Ammar expose à Bamako l’œuvre intitulée « Tarz », qui signifie broderie en arabe, où elle mélange des photos d’archives à des photos qu’elle a prises pendant les quatre dernières années. À travers un processus de vieillissement des photos du seconde groupe d’images, elle donne à toutes ces images une homogénéité temporelle qui rend presque indiscernable le passé déjà archivé par les institutions officielles de la mémoire (ou plutôt de l’oublie) du passé très récent et très vif de l’histoire révolutionnaire de la Tunisie. Une broderie en fil de soie rouge, couleur du drapeau national tunisienne, relie ses images que, isolément, ne sont que la cristallisation d’un instant qui n’a pas forcément un rapport avec l’instant cristallisé dans la photographie suivante. Ce caractère lacunaire de la composition fonctionne comme une métaphore de l’apprentissage de l’histoire.
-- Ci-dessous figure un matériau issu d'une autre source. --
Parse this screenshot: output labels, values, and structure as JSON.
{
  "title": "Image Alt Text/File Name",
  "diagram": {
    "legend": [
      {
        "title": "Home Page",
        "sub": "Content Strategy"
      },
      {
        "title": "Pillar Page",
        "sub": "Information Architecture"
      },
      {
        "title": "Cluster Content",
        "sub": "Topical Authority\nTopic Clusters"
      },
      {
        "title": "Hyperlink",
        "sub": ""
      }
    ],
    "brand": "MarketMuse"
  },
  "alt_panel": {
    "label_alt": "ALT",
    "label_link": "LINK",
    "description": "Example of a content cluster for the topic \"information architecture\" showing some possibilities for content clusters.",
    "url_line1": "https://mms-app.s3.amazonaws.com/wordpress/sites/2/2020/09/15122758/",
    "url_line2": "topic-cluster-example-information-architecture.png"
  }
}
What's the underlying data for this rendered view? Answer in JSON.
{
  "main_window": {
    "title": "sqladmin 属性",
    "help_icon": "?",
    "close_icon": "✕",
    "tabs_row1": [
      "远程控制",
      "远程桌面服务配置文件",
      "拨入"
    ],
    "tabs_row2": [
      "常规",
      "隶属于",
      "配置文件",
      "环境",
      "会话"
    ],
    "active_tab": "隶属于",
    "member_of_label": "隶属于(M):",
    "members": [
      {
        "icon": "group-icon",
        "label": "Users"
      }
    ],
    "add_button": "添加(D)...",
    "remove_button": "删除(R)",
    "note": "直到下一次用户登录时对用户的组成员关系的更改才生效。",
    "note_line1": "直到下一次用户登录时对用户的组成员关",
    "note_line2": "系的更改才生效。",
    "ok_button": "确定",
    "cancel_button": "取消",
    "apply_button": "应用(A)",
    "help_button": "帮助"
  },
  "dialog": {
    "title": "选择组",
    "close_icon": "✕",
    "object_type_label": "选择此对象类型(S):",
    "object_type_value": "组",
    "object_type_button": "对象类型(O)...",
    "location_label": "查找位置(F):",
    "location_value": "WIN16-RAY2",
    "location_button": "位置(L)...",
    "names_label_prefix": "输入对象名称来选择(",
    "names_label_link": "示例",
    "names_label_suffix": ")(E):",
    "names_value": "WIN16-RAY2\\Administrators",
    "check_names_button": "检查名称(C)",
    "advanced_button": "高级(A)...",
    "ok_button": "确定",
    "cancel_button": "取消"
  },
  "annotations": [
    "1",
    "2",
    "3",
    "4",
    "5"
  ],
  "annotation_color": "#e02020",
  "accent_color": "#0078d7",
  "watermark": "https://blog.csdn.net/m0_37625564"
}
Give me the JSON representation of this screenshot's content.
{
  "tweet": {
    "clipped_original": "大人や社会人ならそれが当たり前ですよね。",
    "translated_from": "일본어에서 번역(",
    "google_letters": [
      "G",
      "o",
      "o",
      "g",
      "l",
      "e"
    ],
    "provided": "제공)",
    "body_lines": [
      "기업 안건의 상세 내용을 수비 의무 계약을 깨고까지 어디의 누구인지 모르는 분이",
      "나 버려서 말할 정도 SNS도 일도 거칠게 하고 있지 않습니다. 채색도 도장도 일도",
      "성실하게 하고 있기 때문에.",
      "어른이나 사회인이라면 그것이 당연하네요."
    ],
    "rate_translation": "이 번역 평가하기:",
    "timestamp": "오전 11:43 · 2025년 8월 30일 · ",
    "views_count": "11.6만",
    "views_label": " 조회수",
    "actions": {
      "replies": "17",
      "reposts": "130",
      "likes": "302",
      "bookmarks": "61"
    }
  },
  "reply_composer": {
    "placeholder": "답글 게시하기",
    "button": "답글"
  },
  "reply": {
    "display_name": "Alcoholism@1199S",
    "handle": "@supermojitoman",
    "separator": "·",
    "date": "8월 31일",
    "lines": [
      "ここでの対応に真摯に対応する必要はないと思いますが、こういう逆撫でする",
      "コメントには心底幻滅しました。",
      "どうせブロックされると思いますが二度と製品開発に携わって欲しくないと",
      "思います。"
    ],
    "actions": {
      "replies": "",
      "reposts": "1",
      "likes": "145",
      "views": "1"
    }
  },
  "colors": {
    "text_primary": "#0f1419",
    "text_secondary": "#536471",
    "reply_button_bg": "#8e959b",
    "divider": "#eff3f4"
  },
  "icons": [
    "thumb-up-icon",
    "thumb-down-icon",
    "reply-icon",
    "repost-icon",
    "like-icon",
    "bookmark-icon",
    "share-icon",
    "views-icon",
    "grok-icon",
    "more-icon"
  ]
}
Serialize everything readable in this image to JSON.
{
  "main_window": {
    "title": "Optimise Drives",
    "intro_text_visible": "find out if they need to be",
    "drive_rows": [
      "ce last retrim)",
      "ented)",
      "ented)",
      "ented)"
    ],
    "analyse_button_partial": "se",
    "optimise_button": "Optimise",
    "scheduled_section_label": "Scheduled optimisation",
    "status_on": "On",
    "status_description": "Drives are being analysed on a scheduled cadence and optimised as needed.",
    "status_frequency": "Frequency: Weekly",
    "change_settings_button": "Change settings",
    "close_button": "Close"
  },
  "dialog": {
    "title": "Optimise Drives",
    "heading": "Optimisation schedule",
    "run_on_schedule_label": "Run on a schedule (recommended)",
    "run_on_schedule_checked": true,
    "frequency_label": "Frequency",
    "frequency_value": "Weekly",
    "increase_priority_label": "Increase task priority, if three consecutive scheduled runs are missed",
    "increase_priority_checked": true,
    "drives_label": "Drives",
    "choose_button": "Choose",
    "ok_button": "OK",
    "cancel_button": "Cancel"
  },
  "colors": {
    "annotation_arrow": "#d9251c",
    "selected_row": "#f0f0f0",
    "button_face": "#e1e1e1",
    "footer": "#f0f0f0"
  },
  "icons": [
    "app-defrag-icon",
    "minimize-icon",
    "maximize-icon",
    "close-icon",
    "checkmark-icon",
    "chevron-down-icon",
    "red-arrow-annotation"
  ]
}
C’est sur une reconstruction à la fois poétique et politique de la mémoire collective que « Tarz » s’inscrit. L’artiste nous a bien expliqué que « En reliant les fragments du passé à ceux du présent, j’ai voulu combler ces espaces et tisser un champ temporel unifié ; l’enjeu étant pour moi de reconstruire une mémoire collective éclatée. Le fil rouge qui relie ces fragments remonte le temps et en constitue le fil conducteur. Il raconte le temps et le transcende. Ici, il traverse une mosaïque transgénérationnelle, et devient symbole de continuité et de transmission. Il s’enracine dans l’archive, se ravive dans l’actualité, s’institutionnalise dans la bannière et pare dans l’image. Il suture nos blessures et unifie le champ éclaté de notre mémoire. »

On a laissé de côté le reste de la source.